France : un congé parental et 250 euros mensuels par enfant pour stimuler la natalité ?
Face à la baisse continue des naissances, le gouvernement français suggère un congé parental unique accompagné d’une aide financière de 250 euros mensuels par enfant. L’objectif affiché est de soutenir les familles et d’enrayer la chute démographique.
Tl;dr
- Baisse historique de la natalité en France.
- Rapport propose un « versement familial unique ».
- Adaptation sociétale et soutien aux familles prônés.
Une natalité en chute, un cri d’alarme politique
Alors que le pays n’avait pas connu un tel ralentissement démographique depuis la fin de la Seconde Guerre mondiale, le constat dressé par l’Insee est sans appel : seulement 644 000 naissances enregistrées en 2025, soit une baisse de 24 % en quinze ans.
Face à ce phénomène préoccupant, la mission parlementaire conduite par le député Horizons Jérémie Patrier-Leitus tire la sonnette d’alarme et réclame une véritable « révolution de la politique familiale ».
Nouvelles mesures économiques pour encourager les naissances
Pour redonner confiance aux futurs parents, le rapport met sur la table plusieurs dispositifs inédits. La proposition phare ? L’instauration d’un « versement familial unique » de 250 euros mensuels par enfant, alloué à chaque foyer sans condition de ressources, dès le premier enfant et jusqu’à ses 20 ans. Ce système remplacerait une dizaine d’aides actuelles, impliquant un surcoût estimé entre cinq et dix milliards d’euros annuels.
D’autres incitations économiques sont détaillées : relèvement du plafond des avantages fiscaux pour les foyers avec enfants, possibilité pour les entreprises de verser une prime de naissance défiscalisée. À ce volet financier s’ajoute une réflexion sur l’habitat : création d’un prêt à taux zéro lors d’une naissance et facilitation de la rotation dans le logement social – car comme le rappelle le rapporteur : « Une pièce en moins, c’est un enfant en moins ».
Soutenir l’équilibre vie professionnelle et personnelle
Le rapport ne se limite pas à l’aspect monétaire. Pour répondre à la difficulté persistante de concilier parentalité et carrière, il propose :
- Congé parental unifié, rémunéré douze mois selon le salaire ; possible extension jusqu’à l’école maternelle.
- Ouverture du congé proche aidant aux grands-parents, afin qu’ils puissent ponctuellement garder leurs petits-enfants.
- Autorisations d’absence élargies, destinées aux parents comme aux grands-parents pour participer aux moments clés de la scolarité (jusqu’à quatre demi-journées annuelles).
L’ensemble de la société interpellée
L’enjeu dépasse celui des prestations sociales.
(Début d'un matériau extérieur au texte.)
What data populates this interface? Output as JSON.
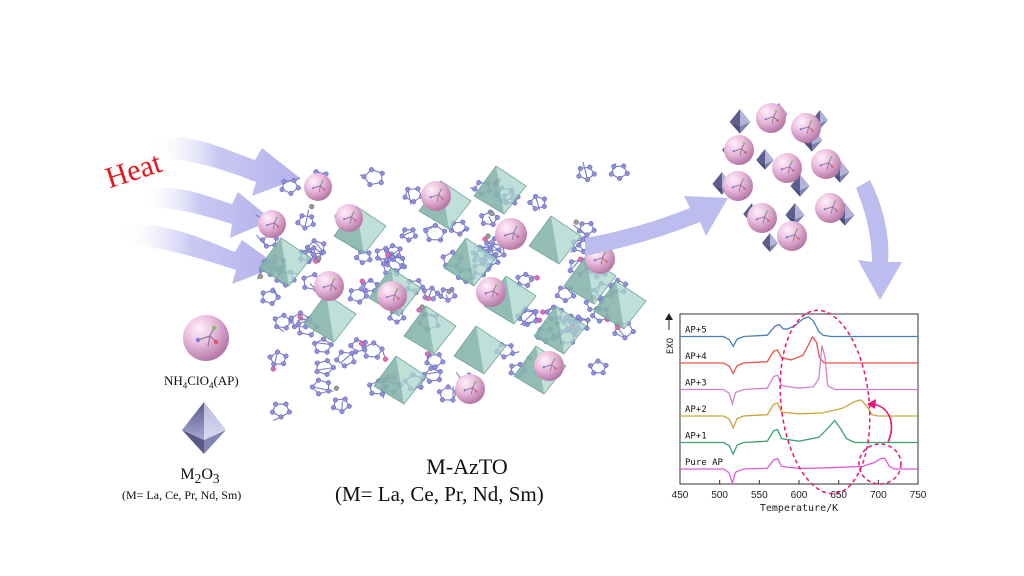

Pour Jérémie Patrier-Leitus, « la société entière doit s’adapter : entreprises et familles sont concernées ». Le rapport réclame ainsi des mesures symboliques fortes : rendre obligatoires des espaces adaptés aux enfants dans les trains — alors que la polémique autour de la classe affaires « Optimum sans enfants » lancée par la SNCF avait récemment cristallisé les tensions. Pour sa part, la députée Liot Constance de Pélichy, présidente de la mission d’information, s’insurge : « On ne peut pas s’alarmer du manque d’enfants tout en restreignant leur place dans l’espace public. »
Quelles suites seront données à ces propositions ? Si certaines mesures pourraient voir le jour avant 2027, d’autres s’inscrivent dans une perspective présidentielle. Mais une chose semble acquise : repenser en profondeur notre modèle familial devient incontournable face à cette crise démographique.